シリコンバレー銀行の破綻と2023年のパニック

というJournal of Economic Perspectives論文をMostly Economicsが紹介している。原題は「The Failure of Silicon Valley Bank and the Panic of 2023」で、著者はAndrew Metrick(イェール大)。
以下はその要旨。

The failure of Silicon Valley Bank on March 10, 2023 brought attention to significant weaknesses across the banking system, leading to a panic that spread to other vulnerable banks. With subsequent failures of Signature Bank and First Republic Bank, the United States had three of the four largest bank failures in its history occur over a two-month period. Several features of the Silicon Valley Bank failure make it an ideal teaching case for explaining the underlying economics of banking (in general) and banking crises (specifically). This paper tries to do that.
(拙訳)
2023年3月10日のシリコンバレー銀行の破綻は、銀行システムの顕著な弱点に注目を集め、他の脆弱な銀行に波及したパニックを引き起こした。それに続くシグネチャー銀行とファーストリパブリック銀行の破綻によって、米国史上最大の4つの銀行破綻のうち3つが2か月の間に生じた。シリコンバレー銀行破綻の幾つかの特徴によって同破綻は、(一般的な)銀行業務と(特に)銀行危機の根底にある経済学を説明する理想的な教材となった。本稿はそれを試みる。

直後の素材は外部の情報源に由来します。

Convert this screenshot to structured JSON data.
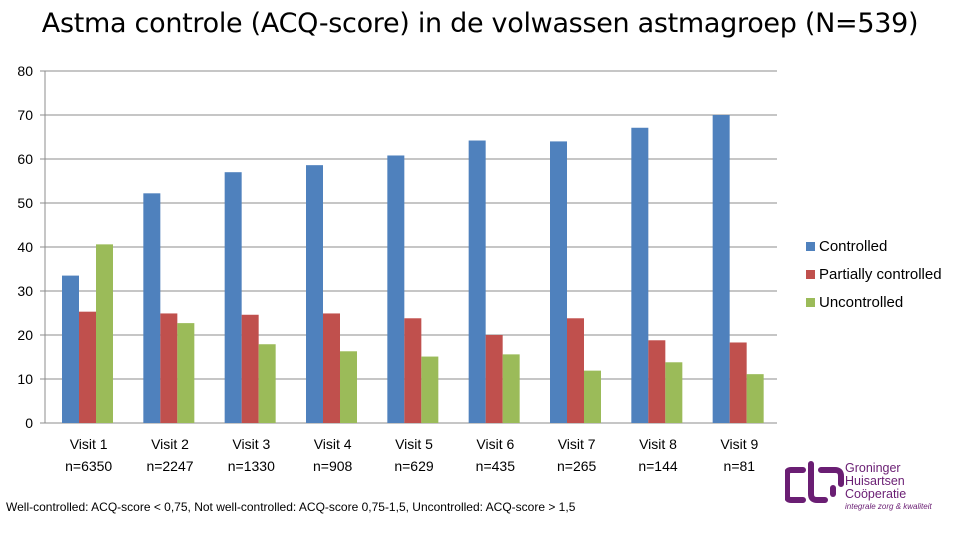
{
  "chart_data": {
    "type": "bar",
    "title": "Astma controle (ACQ-score) in de volwassen astmagroep (N=539)",
    "categories": [
      {
        "label": "Visit 1",
        "sub": "n=6350"
      },
      {
        "label": "Visit 2",
        "sub": "n=2247"
      },
      {
        "label": "Visit 3",
        "sub": "n=1330"
      },
      {
        "label": "Visit 4",
        "sub": "n=908"
      },
      {
        "label": "Visit 5",
        "sub": "n=629"
      },
      {
        "label": "Visit 6",
        "sub": "n=435"
      },
      {
        "label": "Visit 7",
        "sub": "n=265"
      },
      {
        "label": "Visit 8",
        "sub": "n=144"
      },
      {
        "label": "Visit 9",
        "sub": "n=81"
      }
    ],
    "series": [
      {
        "name": "Controlled",
        "color": "#4f81bd",
        "values": [
          33.5,
          52.2,
          57.0,
          58.6,
          60.8,
          64.2,
          64.0,
          67.1,
          70.0
        ]
      },
      {
        "name": "Partially controlled",
        "color": "#c0504d",
        "values": [
          25.3,
          24.9,
          24.6,
          24.9,
          23.8,
          20.0,
          23.8,
          18.8,
          18.3
        ]
      },
      {
        "name": "Uncontrolled",
        "color": "#9bbb59",
        "values": [
          40.6,
          22.7,
          17.9,
          16.3,
          15.1,
          15.6,
          11.9,
          13.8,
          11.1
        ]
      }
    ],
    "yticks": [
      "0",
      "10",
      "20",
      "30",
      "40",
      "50",
      "60",
      "70",
      "80"
    ],
    "ylim": [
      0,
      80
    ],
    "grid": true,
    "legend": "right",
    "xlabel": "",
    "ylabel": ""
  },
  "footnote": "Well-controlled: ACQ-score < 0,75,  Not well-controlled: ACQ-score 0,75-1,5,  Uncontrolled: ACQ-score > 1,5",
  "logo": {
    "line1": "Groninger",
    "line2": "Huisartsen",
    "line3": "Coöperatie",
    "tagline": "integrale zorg & kwaliteit",
    "color": "#6a1e73"
  }
}
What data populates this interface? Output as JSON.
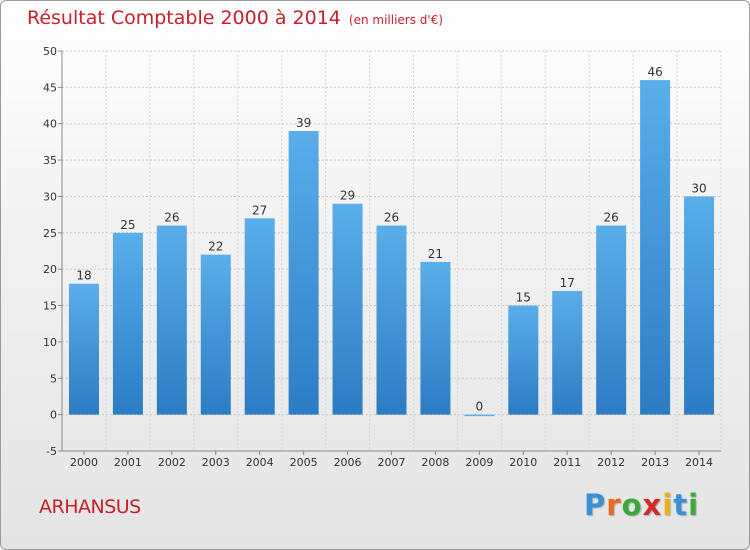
{
  "title": "Résultat Comptable 2000 à 2014",
  "subtitle": "(en milliers d'€)",
  "location": "ARHANSUS",
  "logo": {
    "letters": [
      "P",
      "r",
      "o",
      "x",
      "i",
      "t",
      "i"
    ],
    "colors": [
      "#3a8fd8",
      "#e86a1c",
      "#3ca83c",
      "#d22b2b",
      "#e8b21c",
      "#3a8fd8",
      "#3ca83c"
    ]
  },
  "colors": {
    "bar_top": "#5aaeea",
    "bar_bottom": "#2c7cc4",
    "title": "#c8202a"
  },
  "chart_data": {
    "type": "bar",
    "title": "Résultat Comptable 2000 à 2014",
    "subtitle": "(en milliers d'€)",
    "xlabel": "",
    "ylabel": "",
    "categories": [
      "2000",
      "2001",
      "2002",
      "2003",
      "2004",
      "2005",
      "2006",
      "2007",
      "2008",
      "2009",
      "2010",
      "2011",
      "2012",
      "2013",
      "2014"
    ],
    "values": [
      18,
      25,
      26,
      22,
      27,
      39,
      29,
      26,
      21,
      0,
      15,
      17,
      26,
      46,
      30
    ],
    "ylim": [
      -5,
      50
    ],
    "yticks": [
      -5,
      0,
      5,
      10,
      15,
      20,
      25,
      30,
      35,
      40,
      45,
      50
    ],
    "grid": true,
    "legend": "none"
  }
}
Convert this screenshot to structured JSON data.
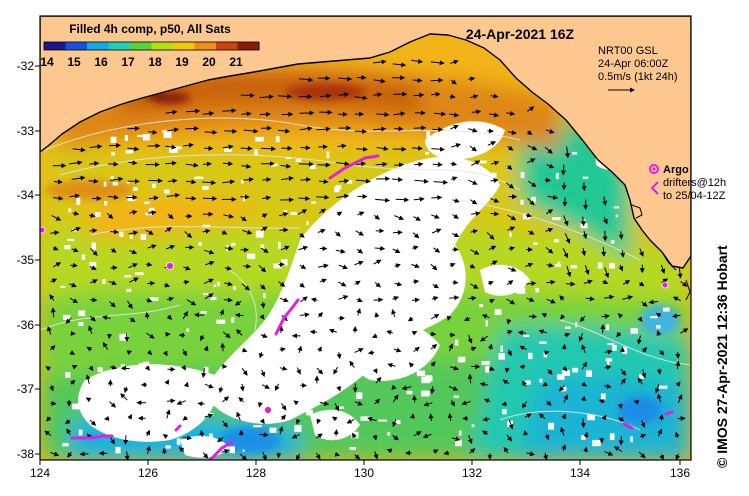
{
  "title": {
    "product": "Filled 4h comp, p50, All Sats",
    "datetime": "24-Apr-2021 16Z"
  },
  "colorbar": {
    "ticks": [
      "14",
      "15",
      "16",
      "17",
      "18",
      "19",
      "20",
      "21"
    ],
    "colors": [
      "#1f1590",
      "#1552e0",
      "#13a9e6",
      "#1fd0b4",
      "#58d23c",
      "#b4df10",
      "#f0c80c",
      "#f08c1a",
      "#c8460e",
      "#8a1c08"
    ]
  },
  "currents_legend": {
    "line1": "NRT00 GSL",
    "line2": "24-Apr 06:00Z",
    "line3": "0.5m/s (1kt 24h)"
  },
  "argo_legend": {
    "label": "Argo",
    "line1": "drifters@12h",
    "line2": "to 25/04-12Z",
    "marker_color": "#e020e0"
  },
  "axes": {
    "x_ticks": [
      "124",
      "126",
      "128",
      "130",
      "132",
      "134",
      "136"
    ],
    "y_ticks": [
      "-32",
      "-33",
      "-34",
      "-35",
      "-36",
      "-37",
      "-38"
    ]
  },
  "credit": "© IMOS 27-Apr-2021 12:36 Hobart",
  "colors": {
    "land": "#fcc890",
    "no_data": "#ffffff"
  }
}
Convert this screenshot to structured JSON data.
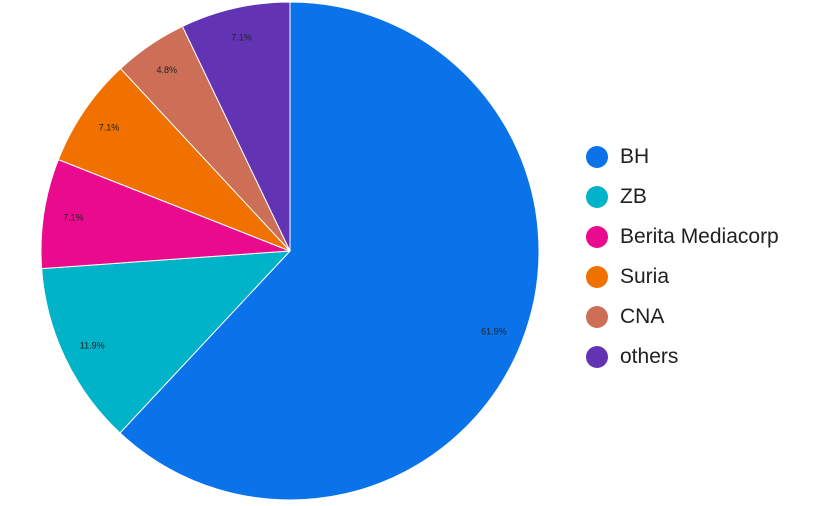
{
  "chart_data": {
    "type": "pie",
    "slices": [
      {
        "label": "BH",
        "value": 61.9,
        "display": "61.9%",
        "color": "#0b73ea"
      },
      {
        "label": "ZB",
        "value": 11.9,
        "display": "11.9%",
        "color": "#00b3c8"
      },
      {
        "label": "Berita Mediacorp",
        "value": 7.1,
        "display": "7.1%",
        "color": "#ea0a8e"
      },
      {
        "label": "Suria",
        "value": 7.1,
        "display": "7.1%",
        "color": "#f07000"
      },
      {
        "label": "CNA",
        "value": 4.8,
        "display": "4.8%",
        "color": "#cd6e57"
      },
      {
        "label": "others",
        "value": 7.1,
        "display": "7.1%",
        "color": "#6234b4"
      }
    ],
    "legend_position": "right",
    "start_angle": "12 o'clock",
    "direction": "clockwise"
  }
}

結論部では、銀行の支払い能力によって預金は貨幣のような役割を果たし、預金者にとって銀行を切り替えることにコストが掛かることから銀行に独占力が生じる、と説明している。そのため支払い能力と流動性はお互いを強め合い、それが銀行の収益の源泉となるが、いったん支払い能力に疑問符が付くとそれが自己補強してシリコンバレー銀行のように破綻に向かうことになる。それを防ぐためには単純に預金保険を拡大すれば良いように思われ、実際リーマン危機時に米連邦預金保険公社が一時的に導入した無利子預金に対する無制限の保証であるTransaction Account Guarantee(TAG)は成功例とされている。だが、そうした政策を恒久化することには幾つかの難がある、とMetrickは言う。一つには、TAG導入当時は金利はゼロに近かったので預金者が預金を手放すインセンティブが乏しかったが、今の高金利環境ではそうではない。もう一つは、仮に有利子預金にまで預金保険を拡大すると、銀行があの手この手を使ってあらゆる金融商品預金保険の対象にしようとするのは目に見えている。従って正しい水準の預金保険を見つけるのは難しく、それが銀行規制の課題になる、とMetrickは述べている。